Is it possible to have another dust bowl




















But in recent years some farmers have changed their practices to better conserve the soil , particularly after severe droughts in Tim Cowan, lead author and research fellow at the University of Southern Queensland, said the study concentrated on the impacts of temperature rises but that land management would have a big impact too.

However, improving land management could not remedy the damage done by the climate emergency. The researchers also found that there was a small but detectable impact from greenhouse gases on the dust bowl conditions of the s. The climate model used by the researchers, developed at Oxford, runs on the personal computers of volunteers from around the world.

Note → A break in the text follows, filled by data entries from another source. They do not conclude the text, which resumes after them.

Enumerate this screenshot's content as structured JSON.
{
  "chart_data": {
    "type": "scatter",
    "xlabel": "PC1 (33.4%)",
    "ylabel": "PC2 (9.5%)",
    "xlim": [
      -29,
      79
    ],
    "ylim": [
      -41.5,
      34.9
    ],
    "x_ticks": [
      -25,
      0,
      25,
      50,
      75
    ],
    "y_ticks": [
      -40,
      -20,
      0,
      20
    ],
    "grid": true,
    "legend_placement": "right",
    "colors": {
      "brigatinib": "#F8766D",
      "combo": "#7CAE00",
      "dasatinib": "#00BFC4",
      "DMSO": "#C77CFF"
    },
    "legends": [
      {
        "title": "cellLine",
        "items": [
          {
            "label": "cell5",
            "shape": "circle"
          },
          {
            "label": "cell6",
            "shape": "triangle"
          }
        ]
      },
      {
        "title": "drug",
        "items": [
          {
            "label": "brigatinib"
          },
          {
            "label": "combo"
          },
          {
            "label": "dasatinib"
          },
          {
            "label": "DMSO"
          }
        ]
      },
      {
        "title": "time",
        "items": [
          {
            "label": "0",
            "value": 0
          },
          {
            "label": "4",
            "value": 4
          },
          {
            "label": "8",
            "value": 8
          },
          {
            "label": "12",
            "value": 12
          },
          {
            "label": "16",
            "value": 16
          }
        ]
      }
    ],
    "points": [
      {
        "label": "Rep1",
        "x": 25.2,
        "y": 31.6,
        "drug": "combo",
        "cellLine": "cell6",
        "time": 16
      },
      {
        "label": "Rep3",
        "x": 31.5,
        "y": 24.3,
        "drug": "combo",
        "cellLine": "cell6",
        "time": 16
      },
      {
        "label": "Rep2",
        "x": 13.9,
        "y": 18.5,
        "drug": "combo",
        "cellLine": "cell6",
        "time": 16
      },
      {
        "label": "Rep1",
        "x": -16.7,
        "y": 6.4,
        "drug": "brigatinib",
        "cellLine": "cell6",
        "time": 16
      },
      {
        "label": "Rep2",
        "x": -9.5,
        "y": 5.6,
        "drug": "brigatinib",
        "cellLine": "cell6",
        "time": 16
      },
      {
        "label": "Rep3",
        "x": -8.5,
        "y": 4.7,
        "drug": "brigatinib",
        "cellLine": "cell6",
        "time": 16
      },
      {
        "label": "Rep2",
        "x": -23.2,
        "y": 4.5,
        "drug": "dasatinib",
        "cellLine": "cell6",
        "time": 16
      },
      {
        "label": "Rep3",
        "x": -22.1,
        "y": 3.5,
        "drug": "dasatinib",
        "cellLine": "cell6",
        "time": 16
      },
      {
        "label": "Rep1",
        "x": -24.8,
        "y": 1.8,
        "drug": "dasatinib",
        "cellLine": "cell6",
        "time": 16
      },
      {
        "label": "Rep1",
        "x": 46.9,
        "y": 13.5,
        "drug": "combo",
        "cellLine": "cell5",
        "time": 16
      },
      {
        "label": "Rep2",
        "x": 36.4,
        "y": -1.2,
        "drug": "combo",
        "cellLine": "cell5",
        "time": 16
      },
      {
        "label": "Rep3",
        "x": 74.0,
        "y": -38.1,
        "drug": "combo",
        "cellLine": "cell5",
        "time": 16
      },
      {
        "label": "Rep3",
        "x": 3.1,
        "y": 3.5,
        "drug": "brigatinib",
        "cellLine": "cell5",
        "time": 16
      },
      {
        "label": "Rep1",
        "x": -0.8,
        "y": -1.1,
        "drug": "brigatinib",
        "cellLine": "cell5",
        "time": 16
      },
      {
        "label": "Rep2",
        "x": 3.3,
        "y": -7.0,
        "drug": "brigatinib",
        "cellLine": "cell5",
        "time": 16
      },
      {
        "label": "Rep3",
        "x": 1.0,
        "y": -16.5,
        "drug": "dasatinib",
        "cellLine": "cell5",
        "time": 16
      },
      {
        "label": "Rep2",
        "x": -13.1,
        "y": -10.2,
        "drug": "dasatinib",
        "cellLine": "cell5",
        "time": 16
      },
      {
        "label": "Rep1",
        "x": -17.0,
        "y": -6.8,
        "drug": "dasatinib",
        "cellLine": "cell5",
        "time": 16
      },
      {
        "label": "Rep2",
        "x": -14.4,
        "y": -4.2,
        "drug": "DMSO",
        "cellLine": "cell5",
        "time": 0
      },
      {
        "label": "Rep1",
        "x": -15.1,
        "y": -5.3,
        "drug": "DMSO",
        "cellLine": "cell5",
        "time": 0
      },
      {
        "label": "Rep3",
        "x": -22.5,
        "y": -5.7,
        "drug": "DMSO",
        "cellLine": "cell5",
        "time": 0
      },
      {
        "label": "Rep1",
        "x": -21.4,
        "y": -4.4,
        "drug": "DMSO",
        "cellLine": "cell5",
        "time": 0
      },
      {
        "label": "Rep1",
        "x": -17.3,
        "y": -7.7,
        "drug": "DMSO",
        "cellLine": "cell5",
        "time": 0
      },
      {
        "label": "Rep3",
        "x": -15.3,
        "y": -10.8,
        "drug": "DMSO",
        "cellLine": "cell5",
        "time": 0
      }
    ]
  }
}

This article is more than 1 year old.

Abandoned farm buildings and machinery in the dust bowl caused by poor farming technique, as seen in May In the s, the Dust Bowl was caused by years of severe drought and featured dust storms up to 1, miles long. But the other driving force behind the plumes of dust that ravaged the landscape was the conversion of prairie to agricultural fields on a massive scale—between and the early s, farmers converted 5.

Hardy prairie grasses would have likely withstood the drought, but crops covering the newly converted tracts swiftly bit the proverbial dust, which loosened the grip their roots had on the soil.

Besides blotting out the sun, dust storms strip valuable nutrients from the soils, making the land less productive, and create a significant health hazard at a time when a respiratory illness is sickening people around the world, according to Science.

The new research, published earlier this month in the journal Geophysical Research Letters , used data from NASA satellites and ground monitoring systems to detect a steady increase in the amount of dust being kicked into the atmosphere every year, reports Brooks Hays for United Press International.

The researchers found that levels of atmospheric dust swirling above the Great Plains region doubled between and The Dust Bowl is a distant memory, but the odds of such a drought happening again are increasing. Benjamin Cook of the NASA Goddard Institute explains that climate change is likely to lead to less rainfall regionally and higher temperatures nationwide. And this has an additional effect of further drying up the soils.

The impacts on agriculture could be dire, but fortunately, the next major drought will not cause a second dust bowl, as we are now better able to prevent soil erosion.